Optimal body mass index for protecting middle-aged and elderly patients with fatty liver from future fractures

Abstract

Objective: Previous studies have suggested that body mass index (BMI) should be considered when assessing the relationship between fatty liver (FL) and osteoporosis. The aim of this study was to investigate future fracture events in people with FL, focusing on the effect of BMI in both sexes.

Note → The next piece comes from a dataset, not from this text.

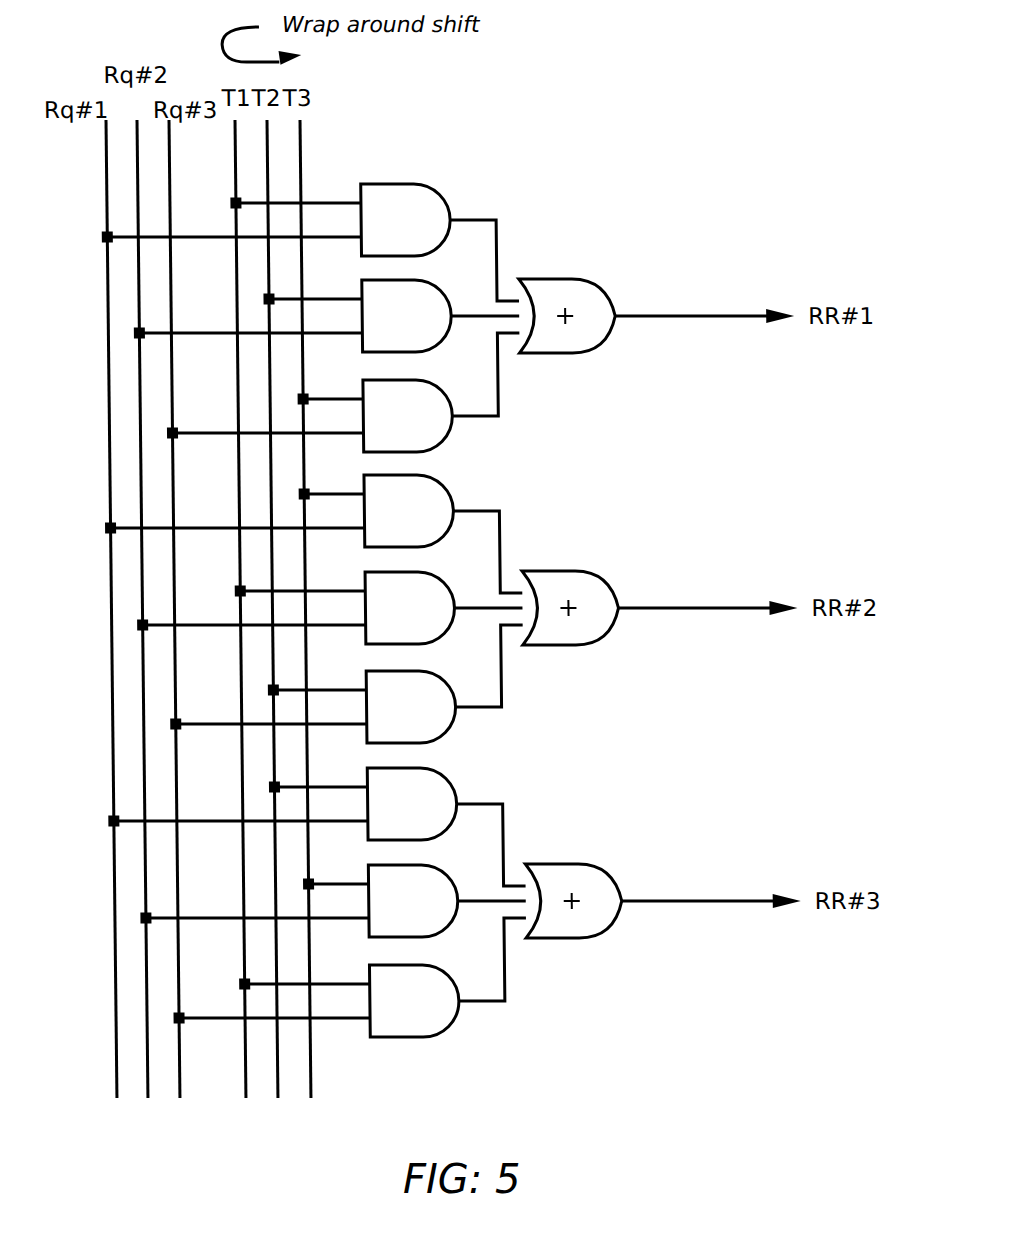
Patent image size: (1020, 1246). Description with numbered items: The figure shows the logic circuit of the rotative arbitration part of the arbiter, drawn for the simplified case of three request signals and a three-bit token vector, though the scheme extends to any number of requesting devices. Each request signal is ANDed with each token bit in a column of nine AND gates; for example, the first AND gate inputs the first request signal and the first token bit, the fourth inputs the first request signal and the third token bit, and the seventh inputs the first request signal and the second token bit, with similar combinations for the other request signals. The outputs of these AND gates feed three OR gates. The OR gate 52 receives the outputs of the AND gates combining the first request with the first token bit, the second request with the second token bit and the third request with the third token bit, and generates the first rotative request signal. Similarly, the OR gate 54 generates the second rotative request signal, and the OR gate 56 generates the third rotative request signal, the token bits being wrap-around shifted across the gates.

Methods: This retrospective cohort study, spanning from 2011 to 2019, enrolled 941 people, including 441 women and 500 men, aged 50 years or older who underwent liver imaging (ultrasound, computed tomography, or magnetic resonance image) and dual-energy X-ray absorptiometry (for bone mineral density measurements). The study examined predictors of osteoporosis in both sexes and the effect of different ranges of BMI (18.5-24, 24-27, and ≥27 kg/m2) on the risk of future fracture events in FL patients.

Results: The average follow-up period was 5.3 years for women and 4.2 years for men. Multivariate analysis identified age and BMI as independent risk factors of osteoporosis in both sexes. Each unit increase in BMI decreased the risk of osteoporosis by ≥10%. In both women and men with FL, a BMI of 24-27 kg/m2 offered protection against future fractures, compared to those without FL and with a BMI of 18.5-24 kg/m2.

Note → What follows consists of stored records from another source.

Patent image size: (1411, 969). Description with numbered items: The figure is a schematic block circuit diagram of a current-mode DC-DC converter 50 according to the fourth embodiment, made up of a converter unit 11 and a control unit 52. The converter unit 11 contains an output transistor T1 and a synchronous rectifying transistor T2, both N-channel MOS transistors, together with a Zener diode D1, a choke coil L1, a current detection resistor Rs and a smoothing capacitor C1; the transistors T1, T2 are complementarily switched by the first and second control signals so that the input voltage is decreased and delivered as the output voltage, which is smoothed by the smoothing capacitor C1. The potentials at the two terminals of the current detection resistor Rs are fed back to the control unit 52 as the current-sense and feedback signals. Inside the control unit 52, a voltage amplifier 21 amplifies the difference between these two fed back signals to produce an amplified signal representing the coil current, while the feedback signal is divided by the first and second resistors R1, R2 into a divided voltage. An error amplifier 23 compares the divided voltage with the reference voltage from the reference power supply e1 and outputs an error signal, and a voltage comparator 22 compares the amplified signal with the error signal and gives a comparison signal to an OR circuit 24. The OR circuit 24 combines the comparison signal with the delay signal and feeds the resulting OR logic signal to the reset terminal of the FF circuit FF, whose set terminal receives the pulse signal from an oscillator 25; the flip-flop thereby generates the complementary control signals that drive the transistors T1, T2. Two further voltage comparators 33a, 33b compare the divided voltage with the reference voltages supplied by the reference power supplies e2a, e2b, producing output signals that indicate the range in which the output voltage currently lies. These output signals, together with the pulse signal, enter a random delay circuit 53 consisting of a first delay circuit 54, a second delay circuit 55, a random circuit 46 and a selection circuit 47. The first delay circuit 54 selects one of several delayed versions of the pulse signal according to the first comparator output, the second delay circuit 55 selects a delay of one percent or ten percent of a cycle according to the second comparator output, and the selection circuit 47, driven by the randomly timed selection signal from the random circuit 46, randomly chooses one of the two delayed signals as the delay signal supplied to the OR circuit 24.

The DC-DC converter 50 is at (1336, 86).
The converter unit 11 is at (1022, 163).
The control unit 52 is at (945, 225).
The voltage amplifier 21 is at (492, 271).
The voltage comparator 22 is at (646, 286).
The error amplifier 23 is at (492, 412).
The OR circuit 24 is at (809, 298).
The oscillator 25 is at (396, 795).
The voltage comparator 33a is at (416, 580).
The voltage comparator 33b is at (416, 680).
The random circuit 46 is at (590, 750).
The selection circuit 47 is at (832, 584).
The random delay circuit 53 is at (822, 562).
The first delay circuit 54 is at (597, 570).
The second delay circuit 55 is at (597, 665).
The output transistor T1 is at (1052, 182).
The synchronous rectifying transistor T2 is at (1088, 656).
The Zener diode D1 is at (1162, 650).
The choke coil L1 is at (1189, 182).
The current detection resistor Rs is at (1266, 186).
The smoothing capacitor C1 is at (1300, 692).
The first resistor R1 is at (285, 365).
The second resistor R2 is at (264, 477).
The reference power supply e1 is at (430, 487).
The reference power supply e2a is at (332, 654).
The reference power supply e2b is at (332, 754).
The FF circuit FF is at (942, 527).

Conclusion: The protective effect of a higher BMI against future fractures in middle-aged and elderly female and male patients with FL is not uniform and diminishes beyond certain BMI ranges.

Keywords: body mass index; bone mineral density; fatty liver; fracture; osteoporosis.

Figure 1

Study design and algorithm.

Figure 2

Body weight, body mass index (BMI), and bone mineral density (BMD) of lumbar spine and hip in female and male patients, fatty liver (FL) vs non-fatty liver (non-FL) (A), female; (A-1) body weight (kg); (A-2) BMI (kg/m²); (A-3) BMD (g/cm²), lumbar spine; (A-4) average annual change of BMD in the lumbar spine, in percentage (%); (A-5) BMD (g/cm²), hip; (A-6) average annual change of BMD in the hip, in percentage (%). (B) male; (B-1) body weight (kg); (B-2) BMI (kg/m²); (B-3) BMD (g/cm²), lumbar spine; (B-4) average annual change of BMD in the lumbar spine, in percentage (%); (B-5) BMD (g/cm²), hip; (B-6) average annual change of BMD in the hip, in percentage. *P < 0.05; **P < 0.01; ***P < 0.001.

Figure 3

Kaplan–Meier future fracture-free curve in female and male patients, with and without fatty liver (FL and non-FL), and hazard ratios (HRs) for future fractures of different body mass index (BMI) categories. (A) Kaplan–Meier future fracture-free curve for all female patients; (B) HRs of developing future fractures for different BMI (kg/m²) categories in female patients by Cox regression, with non-FL women with a BMI 18.5–24 as the reference group; (B-1) before adjusting for age; (B-2) after adjusting for age; (C) Kaplan–Meier future fracture-free curve for female patients, stratified by BMI (kg/m²); (C-1) BMI < 27; (C-2) BMI ≥ 27; (D) Kaplan–Meier future fracture-free curve for all male patients; (E) HRs of developing future fractures for different BMI (kg/m²) categories in male patients by Cox regression, and non-FL men with a BMI 18.5–24 as the reference group; (E-1) before adjusting for age; (E-2) after adjusting for age; (F) Kaplan–Meier future fracture-free curve for male patients, stratified by BMI (kg/m²); (F-1) BMI < 30; and (F-2) BMI ≥ 30. *P < 0.05 vs non-FL group with a BMI 18.5–24.